La Coordination Provinciale de la Société Civile Forces Vives du Nord-Kivu a exprimé sa profonde consternation face à la poursuite des massacres de civils par les terroristes de l’ADF-MTM dans la ville et le territoire de Beni. En l’espace de 72 heures, entre le 30 mai et le 2 juin 2026, au moins 37 personnes ont été sauvagement tuées lors d’incursions nocturnes à Ngadi, Vemba et Mbau, incluant cinq membres de la communauté autochtone pygmée. Ce carnage est jugé d’autant plus inadmissible que la ville de Beni concentre actuellement le siège temporaire des institutions provinciales, un centre de commandement militaire majeur et une base de la MONUSCO.
L’organisation citoyenne dénonce avec virulence l’inaction et « l’impuissance injustifiée » des forces de sécurité (FARDC, UPDF et MONUSCO), révélant que ces attaques sanglantes auraient pu être évitées. La population avait en effet transmis aux autorités locales et militaires des alertes précises et en temps réel signalant les mouvements de l’ennemi dans la zone. À Ngadi, un tract hostile annonçant l’imminence de l’assaut avait même été retrouvé affiché sur un arbre et formellement communiqué au commandement des FARDC, mais aucune disposition n’a été prise pour étouffer le danger dans l’œuf.
Cette faillite sécuritaire a plongé la région dans une psychose généralisée, forçant les habitants des périphéries à un exode pendulaire quotidien où ils abandonnent leurs maisons la nuit pour se réfugier au centre-ville. Livrés à eux-mêmes, de nombreux jeunes s’organisent spontanément en équipes de veilleurs de nuit autour du feu pour protéger leurs quartiers.
Sur le plan stratégique, la Société Civile déplore que la recommandation d’octobre 2025 des généraux Mugerwa (UPDF) et Kakule Somo (Gouverneur militaire) visant à créer une unité d’autodéfense locale soit restée lettre morte, tandis que les jeunes formés à Nyaleke pour cette mission ont été mystérieusement détournés vers Kitona.

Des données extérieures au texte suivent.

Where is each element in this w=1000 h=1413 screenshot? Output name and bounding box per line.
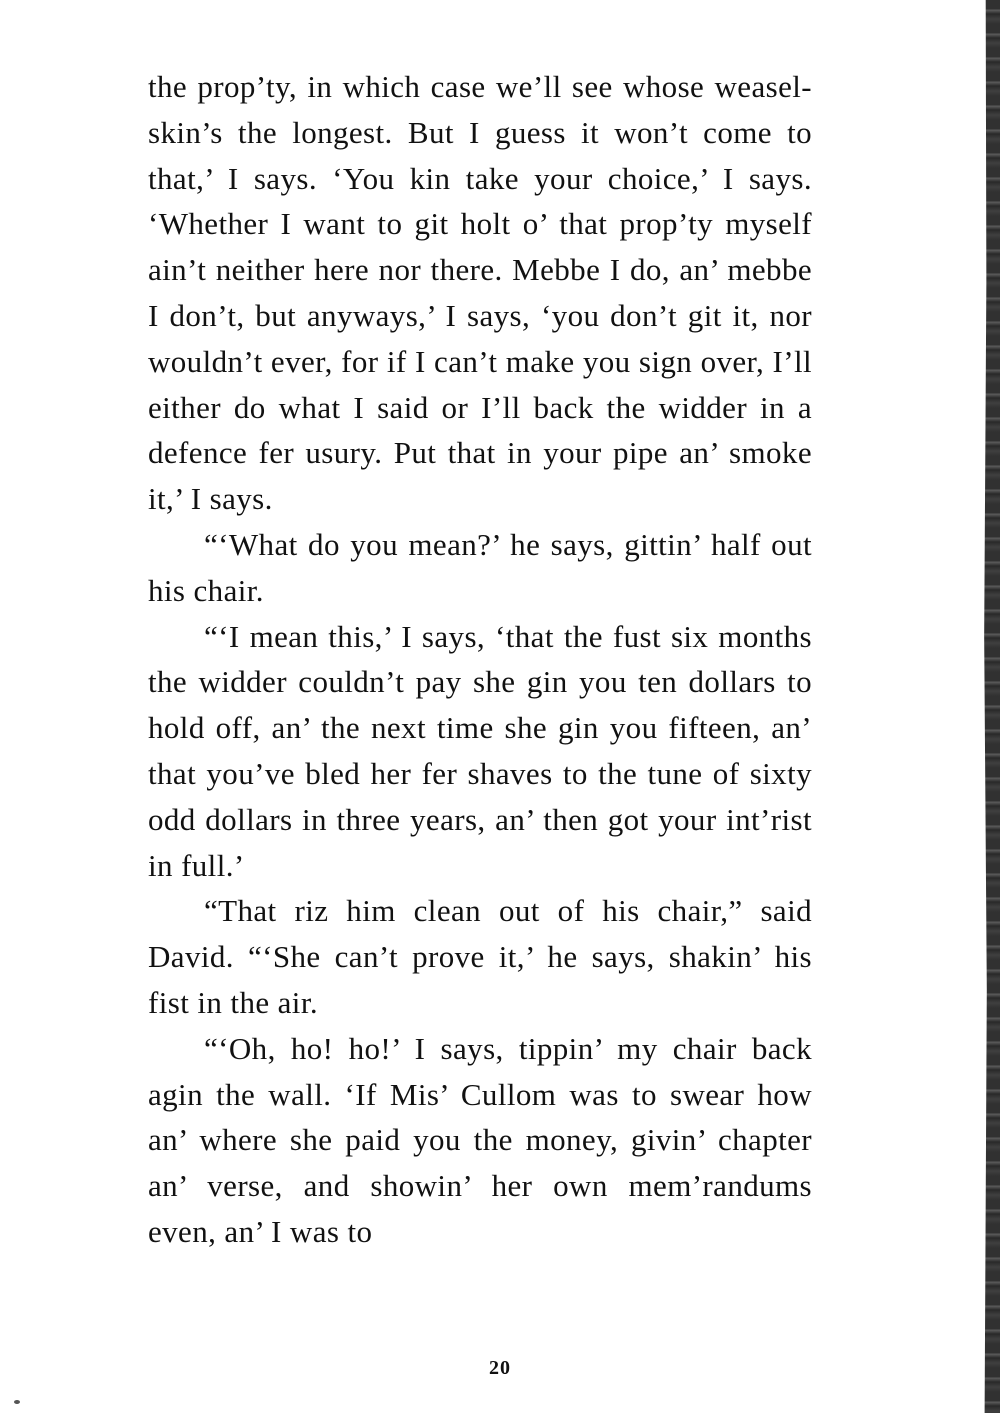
paragraph-3: “‘I mean this,’ I says, ‘that the fust six months the widder couldn’t pay she gin you ten dollars to hold off, an’ the next time she gin you fifteen, an’ that you’ve bled her fer shaves to the tune of sixty odd dollars in three years, an’ then got your int’rist in full.’ (148, 618, 812, 883)
body-text (148, 64, 812, 1255)
page-number: 20 (489, 1357, 511, 1379)
paragraph-5: “‘Oh, ho! ho!’ I says, tippin’ my chair back agin the wall. ‘If Mis’ Cullom was to swear how an’ where she paid you the money, givin’ chapter an’ verse, and showin’ her own mem’randums even, an’ I was to (148, 1030, 812, 1249)
paragraph-1: the prop’ty, in which case we’ll see whose weasel-skin’s the longest. But I guess it won’t come to that,’ I says. ‘You kin take your choice,’ I says. ‘Whether I want to git holt o’ that prop’ty myself ain’t neither here nor there. Mebbe I do, an’ mebbe I don’t, but anyways,’ I says, ‘you don’t git it, nor wouldn’t ever, for if I can’t make you sign over, I’ll either do what I said or I’ll back the widder in a defence fer usury. Put that in your pipe an’ smoke it,’ I says. (148, 69, 812, 517)
scan-speck (14, 1400, 20, 1404)
scan-edge-shadow (978, 0, 1000, 1413)
paragraph-2: “‘What do you mean?’ he says, gittin’ half out his chair. (148, 526, 812, 608)
paragraph-4: “That riz him clean out of his chair,” said David. “‘She can’t prove it,’ he says, shakin’ his fist in the air. (148, 893, 812, 1020)
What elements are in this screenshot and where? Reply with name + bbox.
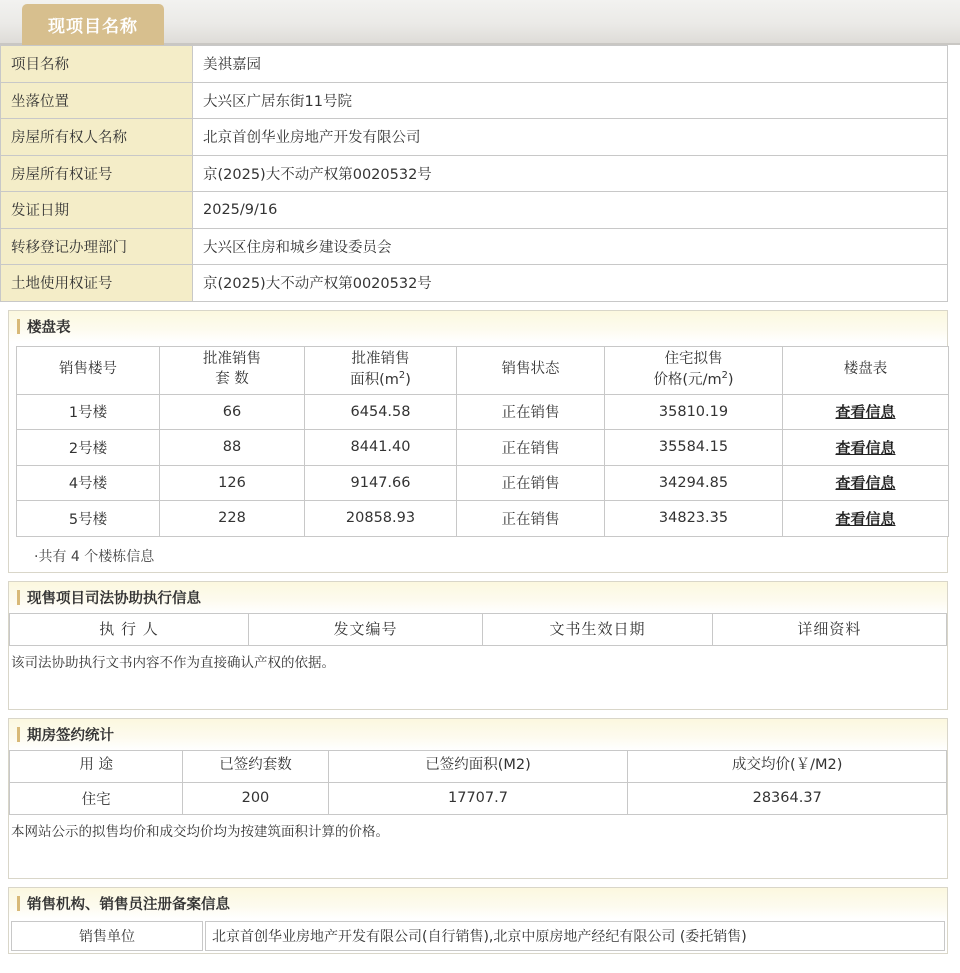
- sales-agency-table: [9, 919, 947, 953]
- col-details: 详细资料: [712, 613, 946, 645]
- col-signed-area: 已签约面积(M2): [328, 750, 628, 782]
- cell-sale-status: 正在销售: [457, 430, 605, 466]
- cell-approved-area: 9147.66: [305, 465, 457, 501]
- col-document-no: 发文编号: [248, 613, 482, 645]
- cell-view-info: [783, 501, 949, 537]
- info-label: 转移登记办理部门: [1, 228, 193, 265]
- col-proposed-price-paren: ): [727, 371, 734, 388]
- info-value: 2025/9/16: [193, 192, 948, 229]
- cell-signed-units: 200: [183, 782, 328, 814]
- info-label: 项目名称: [1, 46, 193, 83]
- col-approved-area: [305, 346, 457, 394]
- info-label: 土地使用权证号: [1, 265, 193, 302]
- section-title: 现售项目司法协助执行信息: [27, 590, 201, 607]
- sales-agency-panel: [8, 887, 948, 954]
- judicial-note: 该司法协助执行文书内容不作为直接确认产权的依据。: [11, 654, 335, 671]
- col-building-no: 销售楼号: [17, 346, 160, 394]
- project-info-table: [0, 45, 948, 302]
- table-row: [1, 265, 948, 302]
- col-proposed-price-sup: 2: [721, 370, 728, 382]
- building-list-header: [9, 311, 947, 342]
- view-info-link[interactable]: 查看信息: [835, 438, 896, 457]
- table-row: [1, 82, 948, 119]
- table-row: [1, 192, 948, 229]
- cell-approved-units: 66: [160, 394, 305, 430]
- table-row: [17, 430, 949, 466]
- table-row: [1, 46, 948, 83]
- cell-proposed-price: 34294.85: [605, 465, 783, 501]
- accent-bar-icon: [17, 896, 20, 911]
- cell-approved-units: 88: [160, 430, 305, 466]
- section-title: 楼盘表: [27, 319, 71, 336]
- col-approved-units: [160, 346, 305, 394]
- tab-label: 现项目名称: [48, 17, 138, 37]
- cell-building-no: 5号楼: [17, 501, 160, 537]
- cell-proposed-price: 35810.19: [605, 394, 783, 430]
- table-header-row: [10, 613, 947, 645]
- tab-bar: [0, 0, 960, 45]
- cell-usage: 住宅: [10, 782, 183, 814]
- cell-view-info: [783, 394, 949, 430]
- info-label: 坐落位置: [1, 82, 193, 119]
- cell-proposed-price: 35584.15: [605, 430, 783, 466]
- presale-stats-table: [9, 750, 947, 815]
- tab-current-project-name[interactable]: [22, 4, 164, 45]
- building-count-note: ·共有 4 个楼栋信息: [34, 548, 155, 565]
- col-approved-area-line2: 面积(m: [350, 371, 399, 388]
- judicial-assistance-panel: [8, 581, 948, 710]
- col-proposed-price: [605, 346, 783, 394]
- cell-proposed-price: 34823.35: [605, 501, 783, 537]
- col-building-table: 楼盘表: [783, 346, 949, 394]
- info-label: 房屋所有权人名称: [1, 119, 193, 156]
- info-value: 京(2025)大不动产权第0020532号: [193, 265, 948, 302]
- view-info-link[interactable]: 查看信息: [835, 474, 896, 493]
- col-signed-units: 已签约套数: [183, 750, 328, 782]
- view-info-link[interactable]: 查看信息: [835, 509, 896, 528]
- table-row: [11, 921, 945, 951]
- col-sale-status: 销售状态: [457, 346, 605, 394]
- col-executor: 执 行 人: [10, 613, 249, 645]
- presale-stats-panel: [8, 718, 948, 879]
- cell-sale-status: 正在销售: [457, 394, 605, 430]
- building-list-table: [16, 346, 949, 537]
- cell-approved-area: 20858.93: [305, 501, 457, 537]
- presale-spacer: [9, 840, 947, 878]
- col-approved-units-line1: 批准销售: [203, 351, 261, 368]
- table-row: [17, 465, 949, 501]
- cell-approved-area: 8441.40: [305, 430, 457, 466]
- agency-label: 销售单位: [11, 921, 203, 951]
- info-value: 大兴区住房和城乡建设委员会: [193, 228, 948, 265]
- section-title: 销售机构、销售员注册备案信息: [27, 896, 230, 913]
- col-avg-price: 成交均价(￥/M2): [628, 750, 947, 782]
- table-header-row: [10, 750, 947, 782]
- info-label: 房屋所有权证号: [1, 155, 193, 192]
- col-approved-area-line1: 批准销售: [351, 350, 410, 367]
- info-label: 发证日期: [1, 192, 193, 229]
- col-approved-area-paren: ): [405, 371, 411, 388]
- col-approved-area-sup: 2: [398, 370, 406, 382]
- accent-bar-icon: [17, 590, 20, 605]
- cell-approved-units: 228: [160, 501, 305, 537]
- cell-approved-area: 6454.58: [305, 394, 457, 430]
- info-value: 北京首创华业房地产开发有限公司: [193, 119, 948, 156]
- view-info-link[interactable]: 查看信息: [835, 403, 896, 422]
- info-value: 美祺嘉园: [193, 46, 948, 83]
- col-approved-units-line2: 套 数: [215, 371, 249, 387]
- col-usage: 用 途: [10, 750, 183, 782]
- cell-approved-units: 126: [160, 465, 305, 501]
- cell-avg-price: 28364.37: [628, 782, 947, 814]
- col-proposed-price-line1: 住宅拟售: [664, 350, 723, 367]
- cell-view-info: [783, 430, 949, 466]
- agency-value: 北京首创华业房地产开发有限公司(自行销售),北京中原房地产经纪有限公司 (委托销售): [205, 921, 945, 951]
- info-value: 京(2025)大不动产权第0020532号: [193, 155, 948, 192]
- info-value: 大兴区广居东街11号院: [193, 82, 948, 119]
- col-effective-date: 文书生效日期: [483, 613, 713, 645]
- presale-stats-header: [9, 719, 947, 750]
- judicial-spacer: [9, 671, 947, 709]
- judicial-assistance-table: [9, 613, 947, 646]
- table-row: [1, 228, 948, 265]
- table-row: [1, 119, 948, 156]
- table-row: [10, 782, 947, 814]
- col-proposed-price-line2: 价格(元/m: [653, 371, 722, 388]
- cell-sale-status: 正在销售: [457, 465, 605, 501]
- table-row: [17, 501, 949, 537]
- cell-building-no: 1号楼: [17, 394, 160, 430]
- section-title: 期房签约统计: [27, 727, 114, 744]
- cell-building-no: 2号楼: [17, 430, 160, 466]
- cell-signed-area: 17707.7: [328, 782, 628, 814]
- building-list-panel: [8, 310, 948, 573]
- cell-view-info: [783, 465, 949, 501]
- cell-building-no: 4号楼: [17, 465, 160, 501]
- judicial-assistance-header: [9, 582, 947, 613]
- cell-sale-status: 正在销售: [457, 501, 605, 537]
- sales-agency-header: [9, 888, 947, 919]
- table-row: [1, 155, 948, 192]
- accent-bar-icon: [17, 727, 20, 742]
- table-header-row: [17, 346, 949, 394]
- table-row: [17, 394, 949, 430]
- accent-bar-icon: [17, 319, 20, 334]
- presale-note: 本网站公示的拟售均价和成交均价均为按建筑面积计算的价格。: [11, 823, 389, 840]
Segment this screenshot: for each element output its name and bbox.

Face à la virulence accrue de l’ADF-MTM, qui coïncide étrangement avec une accalmie apparent sur le front du M23-RDF-AFC à Lubero, la structure citoyenne s’interroge sur les liens étroits entre ces deux mouvements terroristes. Elle rappelle à cet effet un précédent historique majeur : c’est immédiatement après l’échec militaire du M23 en novembre 2013 que l’ADF-MTM avait subitement surgi avec une extrême cruauté dans le territoire de Beni en octobre 2014. Cette concomitance pousse la Société Civile à demander au Chef de l’État de traiter ces deux menaces avec la même sévérité politique.
Pour répondre à cette crise la Société Civile exige des réformes urgentes et des sanctions exemplaires. Il appelle le ministre de la Défense à activer la Réserve Armée de la Défense (RAD) et à rapatrier les jeunes de Kitona, tandis qu’il est demandé au Gouverneur de mettre en place un numéro vert pour centraliser les alertes. Enfin, une action judiciaire immédiate est demandée à l’Auditeur Supérieur Militaire de Beni pour ouvrir de toute urgence des enquêtes pour non-assistance à personne en danger contre les commandants des FARDC qui ont ignoré les alertes populaires.